Anecdotally, just about everyone agrees that even fairly young kids aren’t blank slates when it comes to academic talent as traditionally measured: Some just have more of it, and no amount of hard work will fully bridge the gap between the highest- and lowest-achieving kids in a given class, even if certain initiatives will raise everyone up a bit. DeBoer’s argument, in part, is that it’s important to understand why that is, and to understand that it’s unfair to expect all kids to be operating at the same academic level. “When we act as if good schooling and committed teachers can bring any student to the pinnacle of academic achievement, we are creating entirely unfair expectations,” he writes.
But deBoer is right that just as it’s important not to slip into naïve blank-slate-ism here, it’s equally important not to fall for overzealous strands of genetic determinism, or the idea that genes are destiny. The Nature authors make that same point: “[S]ome worry about the idea that if certain genes are influential in intelligence, individuals without them cannot be bright and successful,” write the Nature authors. “Yet that is not so — environment is crucial, too. The existence of genes ‘for’ intelligence would not imply that education is wasted on people without those genes. Geneticists burned down that straw man long ago.”

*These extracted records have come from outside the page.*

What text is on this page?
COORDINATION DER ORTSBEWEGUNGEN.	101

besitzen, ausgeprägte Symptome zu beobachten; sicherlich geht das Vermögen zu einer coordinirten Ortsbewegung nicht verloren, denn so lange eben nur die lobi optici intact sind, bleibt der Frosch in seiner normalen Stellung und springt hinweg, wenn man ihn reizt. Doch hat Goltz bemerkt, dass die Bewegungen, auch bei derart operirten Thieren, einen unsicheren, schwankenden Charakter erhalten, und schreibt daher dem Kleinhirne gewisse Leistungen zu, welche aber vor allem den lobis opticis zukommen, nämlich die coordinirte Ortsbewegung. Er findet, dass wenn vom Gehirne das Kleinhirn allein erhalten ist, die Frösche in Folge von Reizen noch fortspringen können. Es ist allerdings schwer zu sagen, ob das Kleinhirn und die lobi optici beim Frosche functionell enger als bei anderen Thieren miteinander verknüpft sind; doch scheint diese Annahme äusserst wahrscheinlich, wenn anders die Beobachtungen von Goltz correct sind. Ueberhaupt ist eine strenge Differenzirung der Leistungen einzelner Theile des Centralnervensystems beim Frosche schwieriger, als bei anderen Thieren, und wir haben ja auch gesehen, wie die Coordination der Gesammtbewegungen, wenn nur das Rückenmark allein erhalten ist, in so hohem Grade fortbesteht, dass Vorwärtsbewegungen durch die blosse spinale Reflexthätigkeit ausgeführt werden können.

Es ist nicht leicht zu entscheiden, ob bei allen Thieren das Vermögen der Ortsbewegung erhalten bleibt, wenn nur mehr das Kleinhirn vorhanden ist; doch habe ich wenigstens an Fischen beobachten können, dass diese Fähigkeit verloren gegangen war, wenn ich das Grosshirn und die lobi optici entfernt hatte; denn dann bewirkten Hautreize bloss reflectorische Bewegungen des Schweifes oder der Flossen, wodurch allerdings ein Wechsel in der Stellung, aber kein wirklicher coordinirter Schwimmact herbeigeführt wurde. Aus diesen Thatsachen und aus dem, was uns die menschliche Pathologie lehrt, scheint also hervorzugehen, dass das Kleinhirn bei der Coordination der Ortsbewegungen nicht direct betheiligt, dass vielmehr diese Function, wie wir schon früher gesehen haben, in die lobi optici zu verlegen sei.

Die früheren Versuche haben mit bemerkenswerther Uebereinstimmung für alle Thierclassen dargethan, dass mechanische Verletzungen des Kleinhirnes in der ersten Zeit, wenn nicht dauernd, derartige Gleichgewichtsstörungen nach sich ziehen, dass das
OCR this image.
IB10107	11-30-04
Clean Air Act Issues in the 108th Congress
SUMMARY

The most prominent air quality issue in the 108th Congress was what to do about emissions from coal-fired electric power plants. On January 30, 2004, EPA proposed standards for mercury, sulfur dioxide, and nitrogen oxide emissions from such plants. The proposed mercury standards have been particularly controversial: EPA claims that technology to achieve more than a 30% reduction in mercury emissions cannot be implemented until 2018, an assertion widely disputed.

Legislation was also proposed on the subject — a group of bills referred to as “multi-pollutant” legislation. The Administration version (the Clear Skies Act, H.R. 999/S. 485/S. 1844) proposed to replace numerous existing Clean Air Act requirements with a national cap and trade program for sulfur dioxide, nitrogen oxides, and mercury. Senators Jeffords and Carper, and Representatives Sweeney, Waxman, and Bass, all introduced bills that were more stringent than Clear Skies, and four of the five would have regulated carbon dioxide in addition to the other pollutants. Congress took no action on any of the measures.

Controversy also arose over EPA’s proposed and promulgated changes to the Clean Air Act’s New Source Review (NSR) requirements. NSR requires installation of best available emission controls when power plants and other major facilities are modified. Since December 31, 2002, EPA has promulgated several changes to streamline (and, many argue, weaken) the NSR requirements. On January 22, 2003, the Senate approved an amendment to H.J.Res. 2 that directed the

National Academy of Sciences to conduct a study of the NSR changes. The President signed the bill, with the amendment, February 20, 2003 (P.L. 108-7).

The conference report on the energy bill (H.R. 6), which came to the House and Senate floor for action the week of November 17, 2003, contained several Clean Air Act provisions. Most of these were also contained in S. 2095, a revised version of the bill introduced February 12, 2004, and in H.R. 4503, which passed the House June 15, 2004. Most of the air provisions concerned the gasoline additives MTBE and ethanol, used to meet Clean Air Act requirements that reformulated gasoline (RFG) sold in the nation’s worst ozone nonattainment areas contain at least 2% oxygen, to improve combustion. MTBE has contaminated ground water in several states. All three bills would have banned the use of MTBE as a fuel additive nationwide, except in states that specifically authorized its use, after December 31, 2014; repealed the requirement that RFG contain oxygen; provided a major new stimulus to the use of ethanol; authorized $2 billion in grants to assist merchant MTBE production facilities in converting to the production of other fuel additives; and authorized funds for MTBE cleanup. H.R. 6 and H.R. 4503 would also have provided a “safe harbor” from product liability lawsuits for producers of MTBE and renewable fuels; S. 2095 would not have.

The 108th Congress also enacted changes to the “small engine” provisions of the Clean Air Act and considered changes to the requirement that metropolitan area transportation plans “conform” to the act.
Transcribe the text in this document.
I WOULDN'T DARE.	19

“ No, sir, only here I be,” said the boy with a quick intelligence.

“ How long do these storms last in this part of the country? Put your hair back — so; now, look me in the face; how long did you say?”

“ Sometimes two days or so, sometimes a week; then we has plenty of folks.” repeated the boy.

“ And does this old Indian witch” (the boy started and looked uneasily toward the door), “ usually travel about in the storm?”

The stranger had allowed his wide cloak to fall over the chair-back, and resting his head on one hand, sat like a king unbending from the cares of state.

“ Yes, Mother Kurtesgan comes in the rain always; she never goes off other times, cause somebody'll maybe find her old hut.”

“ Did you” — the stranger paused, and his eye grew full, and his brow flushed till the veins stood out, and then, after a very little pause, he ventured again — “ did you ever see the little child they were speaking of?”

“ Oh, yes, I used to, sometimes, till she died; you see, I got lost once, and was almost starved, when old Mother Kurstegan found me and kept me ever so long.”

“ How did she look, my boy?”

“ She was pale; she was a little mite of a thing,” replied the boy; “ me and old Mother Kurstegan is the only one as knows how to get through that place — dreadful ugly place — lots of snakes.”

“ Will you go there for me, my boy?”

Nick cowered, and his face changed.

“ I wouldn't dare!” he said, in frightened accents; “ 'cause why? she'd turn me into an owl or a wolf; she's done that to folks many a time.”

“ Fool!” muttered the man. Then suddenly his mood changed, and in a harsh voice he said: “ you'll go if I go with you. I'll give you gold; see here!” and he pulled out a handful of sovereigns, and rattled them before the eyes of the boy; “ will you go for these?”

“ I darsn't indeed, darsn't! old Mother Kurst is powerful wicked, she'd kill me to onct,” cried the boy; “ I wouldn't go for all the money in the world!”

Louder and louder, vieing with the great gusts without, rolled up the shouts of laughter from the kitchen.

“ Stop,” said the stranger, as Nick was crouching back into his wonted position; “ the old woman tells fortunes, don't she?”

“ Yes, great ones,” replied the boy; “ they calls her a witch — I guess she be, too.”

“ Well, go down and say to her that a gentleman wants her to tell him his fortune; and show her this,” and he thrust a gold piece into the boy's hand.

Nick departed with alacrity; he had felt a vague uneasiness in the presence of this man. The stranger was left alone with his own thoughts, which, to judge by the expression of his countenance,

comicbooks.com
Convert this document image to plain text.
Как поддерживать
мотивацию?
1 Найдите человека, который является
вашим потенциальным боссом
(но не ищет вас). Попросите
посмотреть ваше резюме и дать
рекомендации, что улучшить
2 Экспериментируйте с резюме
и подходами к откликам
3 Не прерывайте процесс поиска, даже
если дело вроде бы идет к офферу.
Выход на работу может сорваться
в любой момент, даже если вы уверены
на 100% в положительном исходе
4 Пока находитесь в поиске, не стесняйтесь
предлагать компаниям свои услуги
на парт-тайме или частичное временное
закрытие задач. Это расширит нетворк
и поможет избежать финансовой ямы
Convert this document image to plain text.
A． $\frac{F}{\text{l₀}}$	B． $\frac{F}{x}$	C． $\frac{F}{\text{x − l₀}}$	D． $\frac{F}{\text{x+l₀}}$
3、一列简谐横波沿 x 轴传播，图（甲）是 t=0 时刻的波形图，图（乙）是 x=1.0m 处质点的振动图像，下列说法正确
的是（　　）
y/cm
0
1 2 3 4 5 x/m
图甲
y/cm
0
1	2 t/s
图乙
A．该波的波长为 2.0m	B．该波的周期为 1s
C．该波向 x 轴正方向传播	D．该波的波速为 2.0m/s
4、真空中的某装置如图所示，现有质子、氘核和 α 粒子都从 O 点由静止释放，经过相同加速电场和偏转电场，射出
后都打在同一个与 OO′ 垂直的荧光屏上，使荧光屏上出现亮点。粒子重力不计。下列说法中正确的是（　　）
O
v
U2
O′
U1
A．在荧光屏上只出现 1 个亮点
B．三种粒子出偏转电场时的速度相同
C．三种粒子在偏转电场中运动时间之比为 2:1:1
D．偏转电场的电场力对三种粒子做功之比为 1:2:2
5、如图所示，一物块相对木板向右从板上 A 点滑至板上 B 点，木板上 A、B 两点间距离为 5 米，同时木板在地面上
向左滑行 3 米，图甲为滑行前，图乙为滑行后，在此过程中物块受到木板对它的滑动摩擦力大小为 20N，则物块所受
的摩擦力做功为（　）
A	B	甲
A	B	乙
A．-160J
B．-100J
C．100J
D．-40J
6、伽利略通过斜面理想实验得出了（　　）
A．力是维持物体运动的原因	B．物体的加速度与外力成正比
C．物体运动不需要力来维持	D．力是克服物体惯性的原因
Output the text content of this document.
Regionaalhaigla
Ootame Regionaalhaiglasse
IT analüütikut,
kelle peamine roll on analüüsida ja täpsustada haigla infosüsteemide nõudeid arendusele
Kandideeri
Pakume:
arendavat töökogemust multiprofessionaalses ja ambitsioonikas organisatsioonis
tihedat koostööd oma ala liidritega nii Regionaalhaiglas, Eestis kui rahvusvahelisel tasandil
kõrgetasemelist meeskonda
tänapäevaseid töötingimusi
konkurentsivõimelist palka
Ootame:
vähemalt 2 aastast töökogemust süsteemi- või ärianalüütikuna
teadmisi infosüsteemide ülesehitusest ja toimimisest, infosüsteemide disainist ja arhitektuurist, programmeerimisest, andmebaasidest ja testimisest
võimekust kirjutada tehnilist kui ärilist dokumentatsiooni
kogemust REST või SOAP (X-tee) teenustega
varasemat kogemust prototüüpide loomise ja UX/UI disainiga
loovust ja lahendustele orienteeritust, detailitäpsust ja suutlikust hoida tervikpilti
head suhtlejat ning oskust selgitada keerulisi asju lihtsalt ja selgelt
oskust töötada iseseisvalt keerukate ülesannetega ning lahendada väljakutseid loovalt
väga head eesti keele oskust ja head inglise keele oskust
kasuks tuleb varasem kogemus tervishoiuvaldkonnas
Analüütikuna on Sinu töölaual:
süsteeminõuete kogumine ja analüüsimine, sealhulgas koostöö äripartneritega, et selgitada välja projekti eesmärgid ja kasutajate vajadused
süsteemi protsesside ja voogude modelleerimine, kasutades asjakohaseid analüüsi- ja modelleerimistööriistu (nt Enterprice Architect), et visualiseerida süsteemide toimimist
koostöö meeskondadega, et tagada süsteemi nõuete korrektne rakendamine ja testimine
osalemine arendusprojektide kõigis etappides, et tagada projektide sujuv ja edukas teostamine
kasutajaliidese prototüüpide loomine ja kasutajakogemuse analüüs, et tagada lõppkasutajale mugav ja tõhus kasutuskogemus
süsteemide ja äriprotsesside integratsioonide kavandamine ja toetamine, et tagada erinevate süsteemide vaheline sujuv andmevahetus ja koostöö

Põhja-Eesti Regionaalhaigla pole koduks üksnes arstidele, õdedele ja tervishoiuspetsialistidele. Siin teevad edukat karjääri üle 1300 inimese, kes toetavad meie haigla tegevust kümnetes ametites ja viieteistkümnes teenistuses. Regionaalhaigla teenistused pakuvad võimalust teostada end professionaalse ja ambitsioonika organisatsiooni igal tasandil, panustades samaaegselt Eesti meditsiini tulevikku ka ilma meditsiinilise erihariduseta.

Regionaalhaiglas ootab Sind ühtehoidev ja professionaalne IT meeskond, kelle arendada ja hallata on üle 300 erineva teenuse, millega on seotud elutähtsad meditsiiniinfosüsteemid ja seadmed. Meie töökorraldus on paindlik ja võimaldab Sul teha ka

This is a complicated area that doesn’t lend itself to easy or intuitive explanations. But there is a tendency, sometimes, for progressive-minded people to approach science in a backwards way: This idea could lead to bad consequences, so it can’t be right. There’s been a bit of that going on with the folks who ardently, against all available evidence, argue that there isn’t a genetic component to intelligence as we measure it.
The problem is that once you abandon a fair reading of the evidence and decide this subject just can’t be talked about — which really is the stance a fair number of progressives have taken — you’re leaving a pretty good-size gap for bad-faith interpreters of that evidence to sneak in and peddle unjustified views about genetics, race, and IQ. If you’re concerned about social justice, in other words, you should also be concerned about sound science.